『還らぬ花嫁<ぎんのはなびら>』
そして 空へと 落ちて
(長身痩躯(やせぎす)の<男>。血走った瞳(め)。Uriel Underwood……)
やがて 紅 抱いて
(……忌まわしき記憶。暁の教会。鳴り響く『祝福の福音(ウェディングベル)』)
灯す 瞳は 深く
(霞む足取り。はためく外套(コート)。虚空で踊る手……)
霞む 黄昏 照らす
(……微笑む君。幸せな時間(とき)。色づく世界)
刃 潜めて 踊る
(瞳には狂喜。手には凶器。背には狂気……)
揺れる 陽炎 溶けて
(……開け放たれた扉。差し込む陽光。飛び込んだ影)
礫 逆巻き 永久へ
(街を歩く殺意。夜に溶ける翼。闇に潜る……)
消えぬ 罪悪 背負い
(……迸る銀光。くず折れる君。過ぎ去って行く笑い声)
罪を 巡って 夜へ
(昏い森を抜ける。険しい山を越える。冷たい雑踏を渡る……)
目指す 夜明けは 蒼く
(……愛しい名を呼ぶ。
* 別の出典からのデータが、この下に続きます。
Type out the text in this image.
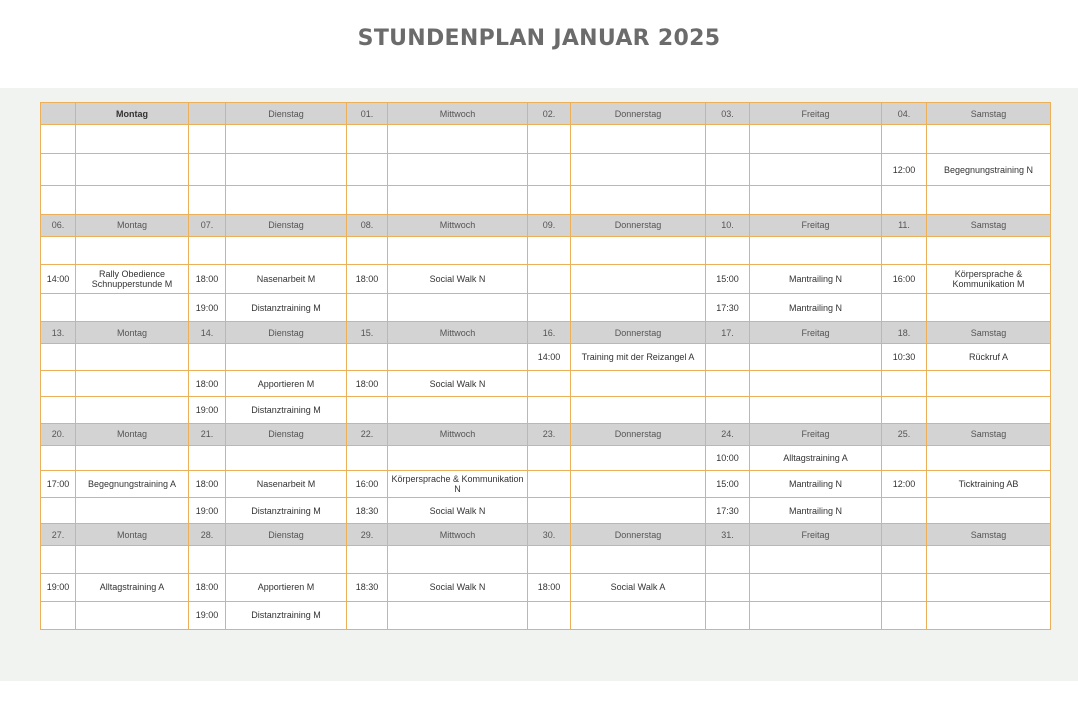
STUNDENPLAN JANUAR 2025
	Montag		Dienstag	01.	Mittwoch	02.	Donnerstag	03.	Freitag	04.	Samstag

										12:00	Begegnungstraining N

06.	Montag	07.	Dienstag	08.	Mittwoch	09.	Donnerstag	10.	Freitag	11.	Samstag

14:00	Rally Obedience Schnupperstunde M	18:00	Nasenarbeit M	18:00	Social Walk N			15:00	Mantrailing N	16:00	Körpersprache & Kommunikation M
		19:00	Distanztraining M					17:30	Mantrailing N		
13.	Montag	14.	Dienstag	15.	Mittwoch	16.	Donnerstag	17.	Freitag	18.	Samstag
						14:00	Training mit der Reizangel A			10:30	Rückruf A
		18:00	Apportieren M	18:00	Social Walk N						
		19:00	Distanztraining M								
20.	Montag	21.	Dienstag	22.	Mittwoch	23.	Donnerstag	24.	Freitag	25.	Samstag
								10:00	Alltagstraining A		
17:00	Begegnungstraining A	18:00	Nasenarbeit M	16:00	Körpersprache & Kommunikation N			15:00	Mantrailing N	12:00	Ticktraining AB
		19:00	Distanztraining M	18:30	Social Walk N			17:30	Mantrailing N		
27.	Montag	28.	Dienstag	29.	Mittwoch	30.	Donnerstag	31.	Freitag		Samstag

19:00	Alltagstraining A	18:00	Apportieren M	18:30	Social Walk N	18:00	Social Walk A				
		19:00	Distanztraining M								
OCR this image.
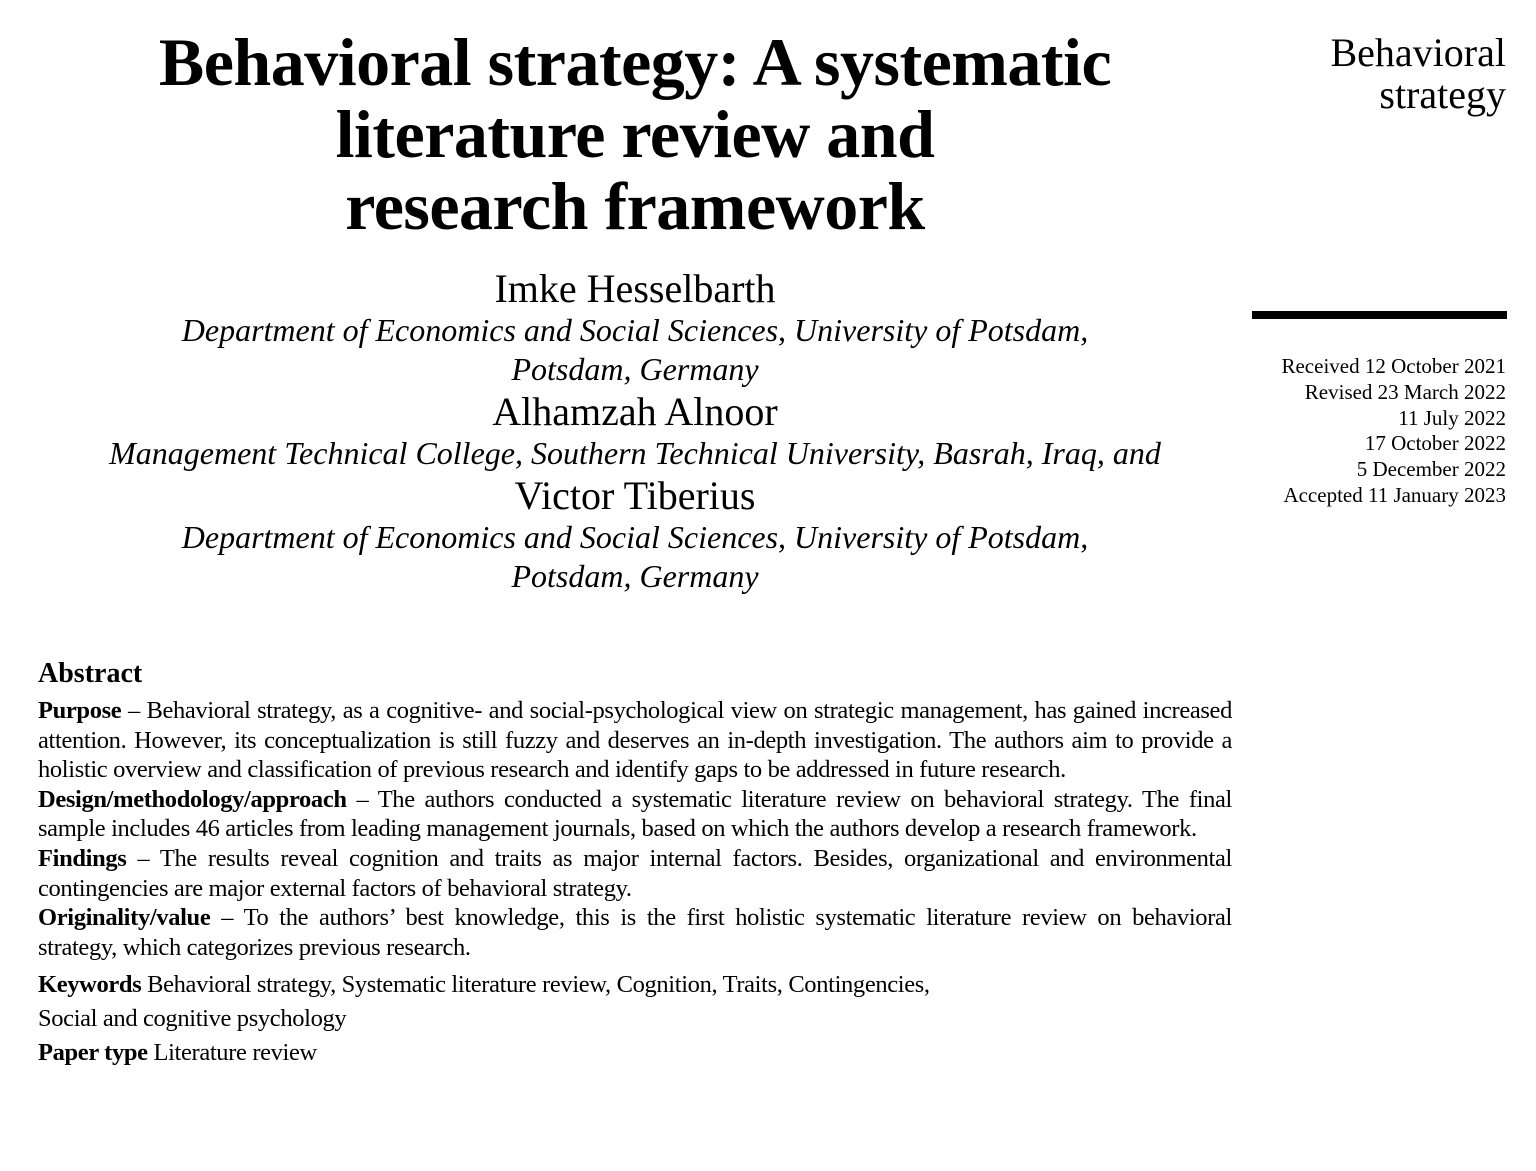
Behavioral strategy: A systematic
literature review and
research framework
Behavioral
strategy
Received 12 October 2021
Revised 23 March 2022
11 July 2022
17 October 2022
5 December 2022
Accepted 11 January 2023
Imke Hesselbarth
Department of Economics and Social Sciences, University of Potsdam,
Potsdam, Germany
Alhamzah Alnoor
Management Technical College, Southern Technical University, Basrah, Iraq, and
Victor Tiberius
Department of Economics and Social Sciences, University of Potsdam,
Potsdam, Germany
Abstract
Purpose – Behavioral strategy, as a cognitive- and social-psychological view on strategic management, has gained increased attention. However, its conceptualization is still fuzzy and deserves an in-depth investigation. The authors aim to provide a holistic overview and classification of previous research and identify gaps to be addressed in future research.
Design/methodology/approach – The authors conducted a systematic literature review on behavioral strategy. The final sample includes 46 articles from leading management journals, based on which the authors develop a research framework.
Findings – The results reveal cognition and traits as major internal factors. Besides, organizational and environmental contingencies are major external factors of behavioral strategy.
Originality/value – To the authors’ best knowledge, this is the first holistic systematic literature review on behavioral strategy, which categorizes previous research.
Keywords Behavioral strategy, Systematic literature review, Cognition, Traits, Contingencies,
Social and cognitive psychology
Paper type Literature review
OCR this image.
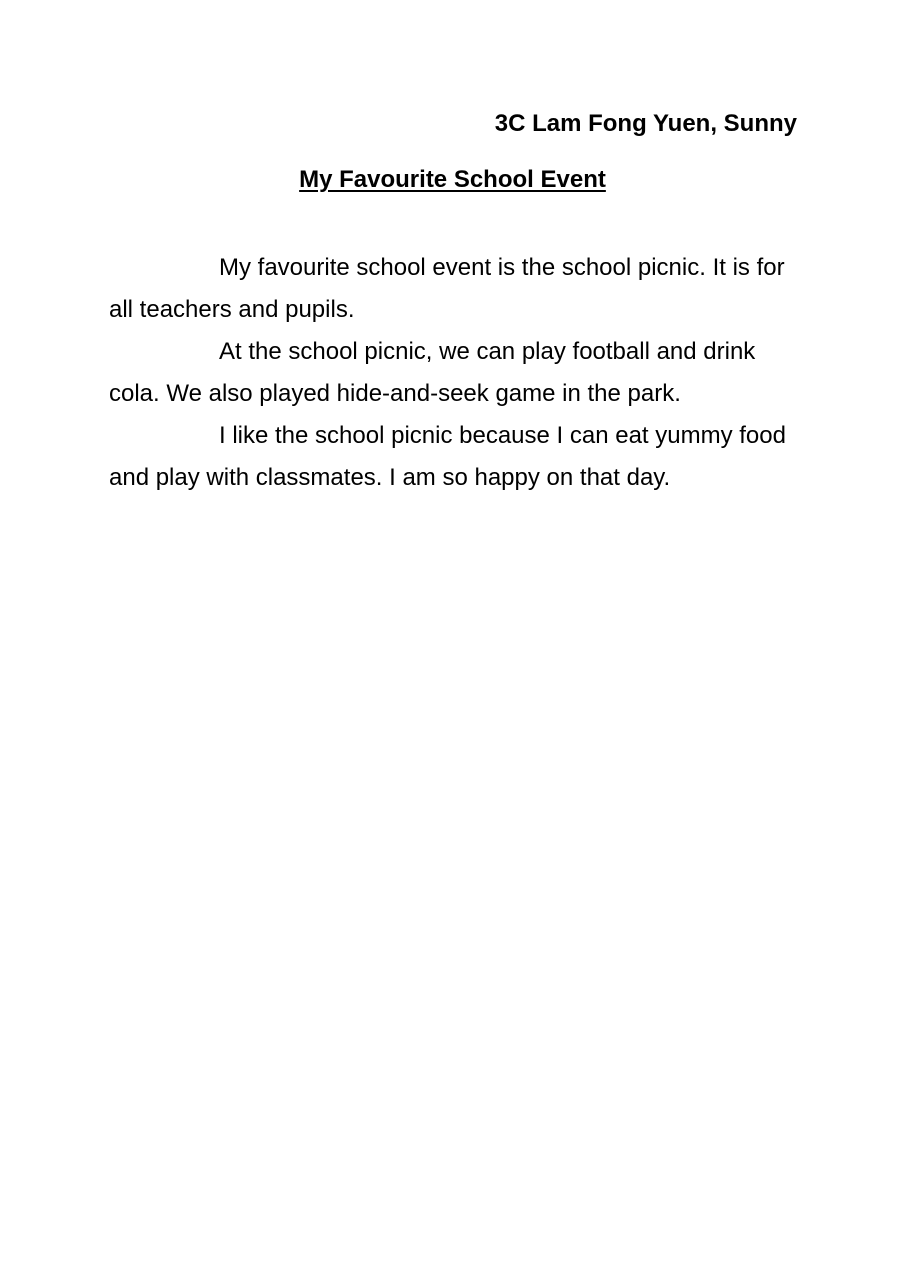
3C Lam Fong Yuen, Sunny
My Favourite School Event

My favourite school event is the school picnic. It is for all teachers and pupils.

At the school picnic, we can play football and drink cola. We also played hide-and-seek game in the park.

I like the school picnic because I can eat yummy food and play with classmates. I am so happy on that day.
紅く塗れた君。遠ざかる『うたかたの音色(ウェディングベル)』)
辿り 導を そして……
嗚呼
世界は やがて 形を変えて
<男>は やがて 望みを叶え
嗚呼
消えない 痛み 胸に抱いて
消せない 罪を この手に宿し
嗚呼
優しい 記憶(とき)を 歌って欲しい
オネガイ ドウカ カナシマナイデ と……
(町外れの古びた教会。扉が開け放たれる。
中にいたのは二人の男女。
狂った<聖人>。壊れた<人形>。